Does Hfile has sorted key value records(rowKey:cf:TimeStamp) ?

If yes than How Hbase maintain the sorted key order in Transaction Table.

I read that META table mentain the table information like (Table_name, Region(StartKey-EndKey)) is it correct ?

1
I got your point upto some extend. If you can give me some idea on this example than it would be great. i.e I have table T1 which has rowKey as studentID(Integer). I have 1 Master and 3 Region server(R1,R2,R3). Lets assume that I split the record as 300 row.
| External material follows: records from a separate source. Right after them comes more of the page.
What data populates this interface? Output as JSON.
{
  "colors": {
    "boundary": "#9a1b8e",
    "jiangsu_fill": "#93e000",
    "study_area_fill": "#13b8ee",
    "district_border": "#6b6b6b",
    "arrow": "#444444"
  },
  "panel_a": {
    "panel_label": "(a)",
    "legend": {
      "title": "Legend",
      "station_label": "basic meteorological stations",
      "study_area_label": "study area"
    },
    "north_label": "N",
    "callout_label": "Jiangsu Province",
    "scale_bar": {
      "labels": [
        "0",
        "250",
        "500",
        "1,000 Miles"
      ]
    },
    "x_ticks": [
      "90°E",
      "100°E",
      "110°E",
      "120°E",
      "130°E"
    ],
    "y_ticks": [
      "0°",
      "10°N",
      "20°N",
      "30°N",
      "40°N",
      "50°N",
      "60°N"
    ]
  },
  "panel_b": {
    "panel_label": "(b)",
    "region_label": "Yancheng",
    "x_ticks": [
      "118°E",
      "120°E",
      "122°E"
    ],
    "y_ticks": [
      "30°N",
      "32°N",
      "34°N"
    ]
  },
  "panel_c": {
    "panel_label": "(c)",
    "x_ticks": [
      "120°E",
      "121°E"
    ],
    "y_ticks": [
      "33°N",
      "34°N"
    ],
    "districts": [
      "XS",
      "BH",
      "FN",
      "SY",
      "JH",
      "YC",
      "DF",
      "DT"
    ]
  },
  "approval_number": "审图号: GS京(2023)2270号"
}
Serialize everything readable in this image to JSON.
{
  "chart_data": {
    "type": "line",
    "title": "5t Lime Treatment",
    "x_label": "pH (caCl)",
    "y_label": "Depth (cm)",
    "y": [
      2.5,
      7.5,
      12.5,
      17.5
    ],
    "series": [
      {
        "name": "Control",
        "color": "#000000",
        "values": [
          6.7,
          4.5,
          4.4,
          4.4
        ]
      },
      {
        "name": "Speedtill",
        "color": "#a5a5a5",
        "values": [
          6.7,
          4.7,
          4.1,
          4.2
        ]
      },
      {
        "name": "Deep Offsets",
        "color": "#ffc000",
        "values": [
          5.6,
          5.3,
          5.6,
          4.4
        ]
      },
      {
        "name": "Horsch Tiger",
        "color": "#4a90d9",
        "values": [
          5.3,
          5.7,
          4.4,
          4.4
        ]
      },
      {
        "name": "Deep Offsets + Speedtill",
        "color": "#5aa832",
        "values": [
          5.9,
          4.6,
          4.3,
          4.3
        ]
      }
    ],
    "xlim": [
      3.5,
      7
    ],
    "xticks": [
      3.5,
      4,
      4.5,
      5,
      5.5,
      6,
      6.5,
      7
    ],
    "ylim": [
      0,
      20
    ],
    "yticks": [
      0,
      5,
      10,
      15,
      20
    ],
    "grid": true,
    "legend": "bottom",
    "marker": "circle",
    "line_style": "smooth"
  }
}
Now multiple people entering the records in T1 with key between [1-1000]. So now who is mainting the sorted order of Key in Hfile ? I read that META table has info like [T1,R1[1-300], [T1,R2[301-600], is it correct ? if yes than who take care for this entry ?Amit Nagar

1 Answers

1
votes

I'm a bit confused by your questions, but when you insert multiple rows into tables, lookups are made to the .META. table to find which region should get the mutations and the client then sends it to the corresponding hbase regionserver.

HFiles are indeed sorted files with keyvalues, which look more like

<keylength> <valuelength> <rowlength> <row> <columnfamilylength> <columnfamily> <columnqualifier> <timestamp> <keytype> <value>

http://hbase.apache.org/book/hfilev2.html

http://hbase.apache.org/apidocs/org/apache/hadoop/hbase/KeyValue.html

Sorting occurs in all compactions i.e. when you add a row it is added to the memtable, which once filled with enough rows in the memtable it will sort them and dump them to a HFile(i.e Merge compaction). When multiple HFiles exist for a region HBase will merge them all together in a sorted fashion (called Major Compaction).

The META Table maintains Region information, such as table name, region start key, end key, and which server is serving it.